2. Just to push the pedal, I ran another iteration of 1000 posts with random body text and saw that memcache memory stayed put at 62-64mb. I could see expired cache objects hitting the database and get cached and objects already in the cache NOT hitting the database. Exactly what I wished for.

Some caveats:

  1. a. Every ‘find’ request hits the database. Understandable but I wonder if this too can hit via ‘cache’ – its not safe or synch’ed but I wonder.
  2. money-cache still does not support joins or includes or nested attributes. (Time to contribute!! )

Overall: VERY VERY GOOD

Next Steps in Part II:

  • Test money-cache on a live project with about 1 million records.
  • It has currently ~35 Requests Per Minute.
  • Some controllers calls take almost 50% of the time. Gotta reduce that to 5% (hopefully)

Cheers!

  1. September 18, 2010 at 1:54 pm

    Hi Gautam,
    Excellent description of cache-money you have there. I am also evaluating for one of my projects…

    If I can ask.. did you tried this on engine yard?

  2. September 19, 2010 at 12:03 am

    No- we didn’t try this on EngineYard but I am sure it would be faster on REE.

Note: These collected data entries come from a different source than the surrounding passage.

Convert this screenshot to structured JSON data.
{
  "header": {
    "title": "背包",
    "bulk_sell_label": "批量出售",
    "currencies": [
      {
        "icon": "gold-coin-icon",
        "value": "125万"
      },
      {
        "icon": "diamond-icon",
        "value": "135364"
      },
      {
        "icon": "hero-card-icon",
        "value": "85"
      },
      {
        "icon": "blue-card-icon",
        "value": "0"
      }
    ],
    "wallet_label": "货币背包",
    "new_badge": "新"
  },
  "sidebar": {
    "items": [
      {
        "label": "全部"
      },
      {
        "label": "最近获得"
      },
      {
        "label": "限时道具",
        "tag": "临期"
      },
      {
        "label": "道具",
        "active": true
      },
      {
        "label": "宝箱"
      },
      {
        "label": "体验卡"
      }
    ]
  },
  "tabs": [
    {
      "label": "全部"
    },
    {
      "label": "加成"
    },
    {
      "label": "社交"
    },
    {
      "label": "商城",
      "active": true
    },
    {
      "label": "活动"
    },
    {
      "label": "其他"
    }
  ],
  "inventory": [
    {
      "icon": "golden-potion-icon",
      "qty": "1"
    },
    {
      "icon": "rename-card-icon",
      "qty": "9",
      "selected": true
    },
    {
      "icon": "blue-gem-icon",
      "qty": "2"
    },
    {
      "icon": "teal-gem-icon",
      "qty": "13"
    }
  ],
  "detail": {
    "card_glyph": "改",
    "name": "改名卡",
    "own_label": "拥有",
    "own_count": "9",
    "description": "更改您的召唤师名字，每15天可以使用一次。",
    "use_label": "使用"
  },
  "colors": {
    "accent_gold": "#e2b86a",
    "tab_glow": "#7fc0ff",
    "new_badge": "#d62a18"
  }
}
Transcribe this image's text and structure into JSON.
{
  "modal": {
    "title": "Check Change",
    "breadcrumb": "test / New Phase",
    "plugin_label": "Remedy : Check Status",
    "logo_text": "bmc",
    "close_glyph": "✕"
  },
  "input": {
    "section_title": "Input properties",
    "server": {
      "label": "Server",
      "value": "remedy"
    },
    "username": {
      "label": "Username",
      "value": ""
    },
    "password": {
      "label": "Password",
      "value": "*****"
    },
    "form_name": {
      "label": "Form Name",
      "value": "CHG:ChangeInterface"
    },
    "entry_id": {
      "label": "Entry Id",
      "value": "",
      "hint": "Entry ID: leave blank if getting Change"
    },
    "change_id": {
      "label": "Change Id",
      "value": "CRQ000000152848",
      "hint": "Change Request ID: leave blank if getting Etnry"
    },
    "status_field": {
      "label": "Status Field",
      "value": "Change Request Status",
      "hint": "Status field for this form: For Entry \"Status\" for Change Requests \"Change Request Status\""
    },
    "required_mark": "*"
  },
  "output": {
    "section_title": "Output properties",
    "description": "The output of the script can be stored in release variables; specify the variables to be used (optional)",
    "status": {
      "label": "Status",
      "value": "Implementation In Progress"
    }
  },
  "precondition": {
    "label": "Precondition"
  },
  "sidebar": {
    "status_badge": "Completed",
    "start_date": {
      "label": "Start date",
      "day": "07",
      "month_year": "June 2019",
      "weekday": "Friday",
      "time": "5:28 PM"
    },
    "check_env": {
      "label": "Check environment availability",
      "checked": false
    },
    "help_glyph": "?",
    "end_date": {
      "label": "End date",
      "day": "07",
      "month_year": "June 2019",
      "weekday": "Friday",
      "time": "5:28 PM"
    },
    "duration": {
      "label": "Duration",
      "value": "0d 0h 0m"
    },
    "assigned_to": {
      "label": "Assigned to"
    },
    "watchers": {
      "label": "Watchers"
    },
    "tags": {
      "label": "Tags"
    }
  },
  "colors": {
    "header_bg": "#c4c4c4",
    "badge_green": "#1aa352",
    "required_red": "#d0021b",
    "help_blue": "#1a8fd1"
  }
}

    TODAY, I would recommend you use Rails Caching with :memcache as the RW memstore. 🙂

    • September 19, 2010 at 3:07 pm

      EY folks just introduced REE as a beta addon. I’m waiting till they take it out of beta…

  3. vasu
    September 23, 2010 at 6:53 pm

    Hi Gautam

    When I am trying to install cache-money gem it ask for active_support 1.8.7
    I am using ruby 1.8.6 for my application how you able to install it with Ruby 1.8.6

    • September 25, 2010 at 11:41 am

      Hi Vasu, You would probably require Ruby 1.8.7 — which btw is far more stable than 1.8.6.

      To be able to tweak CacheMoney you would have to edit gemspec — but there may be compatibility issues. Recommended appraoch – upgrade to 1.8.7 — its worth it anyway.